No Executivo federal, 12,2 mil servidores ultrapassam o limite constitucional, gerando um desembolso extra de R$ 4,33 bilhões, principalmente em carreiras jurídicas.

Para especialistas que participaram do estudo, esse quadro revela um desequilíbrio estrutural na administração pública brasileira. Eles apontam que, embora seja necessário assegurar remuneração compatível com a complexidade das funções, a forma como os supersalários são viabilizados cria distorções em relação a outros países e reduz espaço para investimentos em áreas essenciais.

Ao comparar o Brasil com as demais dez nações estudadas, o trabalho conclui que a quantidade de supersalários e o volume de recursos envolvidos colocam o país como ponto fora da curva, sobretudo quando se observam padrões de transparência, limites remuneratórios e mecanismos de controle em economias desenvolvidas.

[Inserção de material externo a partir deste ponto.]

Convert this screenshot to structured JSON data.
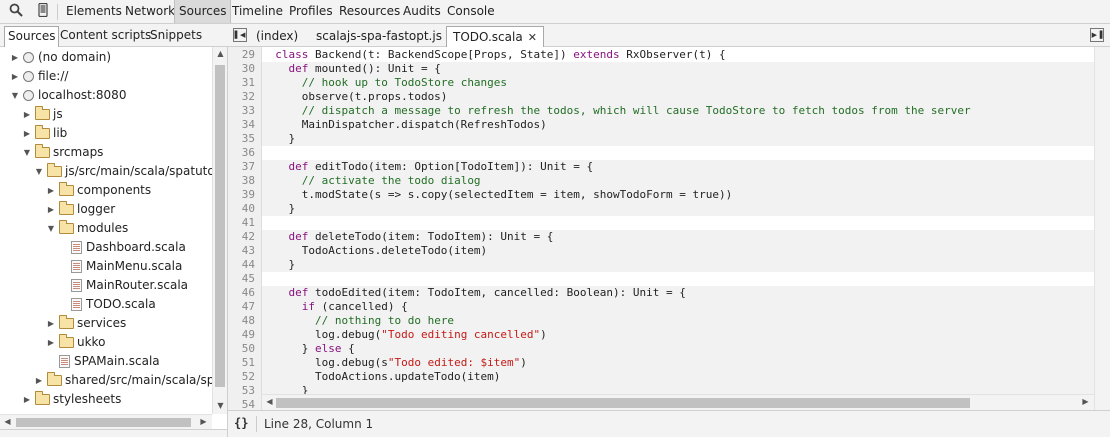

Experiências internacionais para conter supersalários

O estudo também mapeia soluções adotadas por outros países para conter distorções salariais no setor público. Chile e Reino Unido, por exemplo, contam com comissões salariais independentes, responsáveis por definir faixas e reajustes com base em critérios técnicos, afastando a decisão direta dos próprios beneficiários.

Nos Estados Unidos, qualquer valor que exceda o limite anual é postergado para o ano seguinte, sempre respeitando o teto estipulado para cada período. Já na Alemanha há um vínculo direto entre a remuneração de servidores civis e de autoridades políticas, com postos de direção e maior responsabilidade recebendo mais, mas dentro de uma estrutura comum.

Nesse cenário comparativo, o estudo conclui que o Brasil, primeiro colocado no ranking de supersalários do funcionalismo, combina o maior gasto absoluto — R$ 20 bilhões por ano — com mecanismos de exceção que enfraquecem o teto constitucional e ampliam a distância em relação a padrões internacionais.